Configuring preemption

Preemption is the process of evicting admitted workloads so that higher-priority or fairly-shared workloads can be admitted. Alauda Build of Kueue supports several preemption strategies that allow administrators to control how workloads compete for resources.

Preemption policies

Alauda Build of Kueue supports the following global preemption policies, which can be configured when deploying the Alauda Build of Kueue cluster plugin:

PolicyDescription
ClassicalStandard preemption behavior based on priority and ClusterQueue-level preemption policies. This is the default.
FairSharingEnables fair sharing preemption strategy, where workloads are preempted based on the relative share of resources consumed by each ClusterQueue in a cohort.

ClusterQueue preemption configuration

You can configure preemption behavior at the ClusterQueue level using the spec.preemption field. This allows fine-grained control over when and how workloads in a specific ClusterQueue can be preempted.

Example ClusterQueue with preemption configuration

apiVersion: kueue.x-k8s.io/v1beta2
kind: ClusterQueue
metadata:
  name: team-a-queue
spec:
  namespaceSelector: {}
  resourceGroups:
  - coveredResources: ["cpu", "memory", "nvidia.com/gpu"]
    flavors:
    - name: "default-flavor"
      resources:
      - name: "cpu"
        nominalQuota: 16
      - name: "memory"
        nominalQuota: 64Gi
      - name: "nvidia.com/gpu"
        nominalQuota: 4
  preemption:
    reclaimWithinCohort: Any
    borrowWithinCohort:
      policy: LowerPriority
    withinClusterQueue: LowerPriority
  1. preemption: Configures the preemption behavior for this ClusterQueue.
  2. reclaimWithinCohort: Controls whether workloads in this ClusterQueue can preempt workloads in other ClusterQueues of the same cohort to reclaim resources that were borrowed.
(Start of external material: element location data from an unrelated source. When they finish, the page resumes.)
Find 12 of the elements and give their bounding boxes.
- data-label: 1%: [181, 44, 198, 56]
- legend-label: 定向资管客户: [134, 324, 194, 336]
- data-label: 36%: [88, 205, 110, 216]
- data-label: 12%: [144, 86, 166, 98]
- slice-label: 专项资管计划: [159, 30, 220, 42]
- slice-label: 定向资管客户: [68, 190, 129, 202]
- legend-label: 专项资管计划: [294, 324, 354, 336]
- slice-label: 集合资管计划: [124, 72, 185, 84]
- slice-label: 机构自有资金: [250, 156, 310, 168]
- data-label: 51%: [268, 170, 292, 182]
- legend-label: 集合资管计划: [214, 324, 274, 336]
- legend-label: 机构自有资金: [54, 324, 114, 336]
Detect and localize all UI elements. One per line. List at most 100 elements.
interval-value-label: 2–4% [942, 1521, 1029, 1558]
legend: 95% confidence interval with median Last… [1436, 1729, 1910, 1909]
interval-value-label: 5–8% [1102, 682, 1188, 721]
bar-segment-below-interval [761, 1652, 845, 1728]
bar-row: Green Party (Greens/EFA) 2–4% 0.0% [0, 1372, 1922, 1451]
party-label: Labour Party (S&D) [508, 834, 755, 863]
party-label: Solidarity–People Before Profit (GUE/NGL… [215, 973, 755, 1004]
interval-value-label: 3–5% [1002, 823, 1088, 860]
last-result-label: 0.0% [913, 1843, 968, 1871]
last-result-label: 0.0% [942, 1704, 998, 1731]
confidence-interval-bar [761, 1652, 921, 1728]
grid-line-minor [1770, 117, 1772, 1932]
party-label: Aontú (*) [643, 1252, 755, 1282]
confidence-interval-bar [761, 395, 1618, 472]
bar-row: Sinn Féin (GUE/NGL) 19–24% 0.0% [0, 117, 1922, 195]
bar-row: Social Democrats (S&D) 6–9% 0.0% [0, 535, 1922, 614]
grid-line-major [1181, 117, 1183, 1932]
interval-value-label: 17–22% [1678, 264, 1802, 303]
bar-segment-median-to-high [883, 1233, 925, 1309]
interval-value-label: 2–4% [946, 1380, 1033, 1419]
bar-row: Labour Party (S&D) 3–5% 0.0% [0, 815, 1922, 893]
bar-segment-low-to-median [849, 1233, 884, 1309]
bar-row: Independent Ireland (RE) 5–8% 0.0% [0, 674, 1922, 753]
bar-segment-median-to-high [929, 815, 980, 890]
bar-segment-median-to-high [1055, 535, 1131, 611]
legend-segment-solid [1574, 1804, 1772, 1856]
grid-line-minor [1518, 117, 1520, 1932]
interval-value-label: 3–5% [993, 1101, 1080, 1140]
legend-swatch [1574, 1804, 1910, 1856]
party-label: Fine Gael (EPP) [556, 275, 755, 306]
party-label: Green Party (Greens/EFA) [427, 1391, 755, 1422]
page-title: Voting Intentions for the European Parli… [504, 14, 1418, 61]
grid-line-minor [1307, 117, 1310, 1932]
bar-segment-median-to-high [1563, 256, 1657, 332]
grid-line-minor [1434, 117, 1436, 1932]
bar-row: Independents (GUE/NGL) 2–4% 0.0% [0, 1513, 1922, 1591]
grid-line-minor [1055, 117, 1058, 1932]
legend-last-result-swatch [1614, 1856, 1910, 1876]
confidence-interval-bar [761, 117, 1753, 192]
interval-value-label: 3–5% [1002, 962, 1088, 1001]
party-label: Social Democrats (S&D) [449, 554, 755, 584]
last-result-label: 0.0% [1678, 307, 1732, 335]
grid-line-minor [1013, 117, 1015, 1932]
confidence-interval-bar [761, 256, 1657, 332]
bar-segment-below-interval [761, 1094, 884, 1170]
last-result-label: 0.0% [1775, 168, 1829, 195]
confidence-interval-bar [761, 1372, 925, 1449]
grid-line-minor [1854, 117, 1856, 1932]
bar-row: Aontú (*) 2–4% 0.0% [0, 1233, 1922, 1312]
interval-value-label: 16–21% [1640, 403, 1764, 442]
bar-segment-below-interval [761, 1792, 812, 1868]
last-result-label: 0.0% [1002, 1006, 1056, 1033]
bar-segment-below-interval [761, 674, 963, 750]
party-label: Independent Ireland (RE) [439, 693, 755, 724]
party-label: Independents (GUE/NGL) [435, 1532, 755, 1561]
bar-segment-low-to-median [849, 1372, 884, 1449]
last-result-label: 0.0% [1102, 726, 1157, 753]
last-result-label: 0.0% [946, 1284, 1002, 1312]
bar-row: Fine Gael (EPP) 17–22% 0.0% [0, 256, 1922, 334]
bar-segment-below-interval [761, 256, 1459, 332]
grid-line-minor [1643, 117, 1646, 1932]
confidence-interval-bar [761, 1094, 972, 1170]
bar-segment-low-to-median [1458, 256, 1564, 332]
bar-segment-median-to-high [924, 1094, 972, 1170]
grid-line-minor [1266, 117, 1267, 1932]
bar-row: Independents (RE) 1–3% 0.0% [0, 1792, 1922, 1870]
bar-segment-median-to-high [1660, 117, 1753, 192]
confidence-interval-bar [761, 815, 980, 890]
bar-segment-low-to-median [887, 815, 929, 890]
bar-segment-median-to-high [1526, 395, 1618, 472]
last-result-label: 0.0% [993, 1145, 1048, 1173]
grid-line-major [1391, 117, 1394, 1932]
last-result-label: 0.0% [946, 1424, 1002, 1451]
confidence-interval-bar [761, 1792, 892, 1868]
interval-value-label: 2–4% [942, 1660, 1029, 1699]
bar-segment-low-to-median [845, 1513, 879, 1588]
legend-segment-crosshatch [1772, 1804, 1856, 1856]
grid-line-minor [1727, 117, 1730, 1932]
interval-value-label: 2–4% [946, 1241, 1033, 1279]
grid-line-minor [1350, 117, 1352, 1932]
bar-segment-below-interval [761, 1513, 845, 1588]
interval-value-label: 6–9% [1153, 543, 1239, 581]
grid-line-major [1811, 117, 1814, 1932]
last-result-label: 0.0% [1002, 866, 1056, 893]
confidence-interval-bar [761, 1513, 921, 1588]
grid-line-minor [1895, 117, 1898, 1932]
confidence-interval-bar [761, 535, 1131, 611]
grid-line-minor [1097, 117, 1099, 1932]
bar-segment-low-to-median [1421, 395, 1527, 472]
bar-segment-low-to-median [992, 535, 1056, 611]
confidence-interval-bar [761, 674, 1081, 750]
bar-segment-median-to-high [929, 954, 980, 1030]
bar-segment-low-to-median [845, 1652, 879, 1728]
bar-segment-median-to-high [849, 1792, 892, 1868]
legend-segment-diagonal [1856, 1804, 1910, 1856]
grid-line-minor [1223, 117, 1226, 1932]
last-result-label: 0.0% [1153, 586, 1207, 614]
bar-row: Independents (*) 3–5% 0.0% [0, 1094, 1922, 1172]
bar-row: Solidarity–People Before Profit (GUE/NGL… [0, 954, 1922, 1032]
Possible values: Never, Any, LowerPriority.
  3. borrowWithinCohort: Controls whether workloads in this ClusterQueue can preempt workloads in other ClusterQueues of the same cohort to borrow resources.
  4. borrowWithinCohort.policy: LowerPriority means only lower-priority workloads in other queues can be preempted. Never disables preemption for borrowing.
  5. withinClusterQueue: Controls whether workloads within this ClusterQueue can preempt each other. LowerPriority means higher-priority workloads can preempt lower-priority ones. Never disables intra-queue preemption.

Preemption field reference

withinClusterQueue

Controls whether a pending workload can preempt other workloads in the same ClusterQueue.

ValueDescription
Never(Default) No preemption within the same ClusterQueue.
LowerPriorityA pending workload can preempt active workloads with lower priority in the same ClusterQueue.
LowerOrNewerEqualPriorityA pending workload can preempt active workloads with lower priority, or with equal priority that were admitted more recently.

reclaimWithinCohort

Controls whether a pending workload can preempt workloads in other ClusterQueues of the same cohort to reclaim nominal quota that is being borrowed.

ValueDescription
Never(Default) No preemption to reclaim borrowed resources.
AnyA pending workload can preempt workloads in other ClusterQueues of the cohort, regardless of priority.
LowerPriorityA pending workload can only preempt lower-priority workloads in other ClusterQueues of the cohort.

borrowWithinCohort

Controls whether a pending workload can preempt workloads in other ClusterQueues of the same cohort to borrow unused resources.

ValueDescription
Never(Default) No preemption to borrow resources.
LowerPriorityA pending workload can preempt lower-priority workloads in other ClusterQueues of the cohort to borrow resources.

Non-preemptive queues

Some workload types, such as interactive notebook sessions, are not suspendable. These workloads should only be assigned to a local queue backed by a non-preemptive ClusterQueue.

A non-preemptive ClusterQueue keeps the default preemption settings (all set to Never):

apiVersion: kueue.x-k8s.io/v1beta2
kind: ClusterQueue
metadata:
  name: non-preemptive-queue
spec:
  namespaceSelector: {}
  resourceGroups:
  - coveredResources: ["cpu", "memory"]
    flavors:
    - name: "default-flavor"
      resources:
      - name: "cpu"
        nominalQuota: 16
      - name: "memory"
        nominalQuota: 64Gi
  preemption:
    withinClusterQueue: Never
    reclaimWithinCohort: Never
    borrowWithinCohort:
      policy: Never
INFO

Note: If you assign a non-suspendable workload (such as a Notebook) to a preemptive queue, the workload might be preempted and fail because it cannot be gracefully suspended and resumed.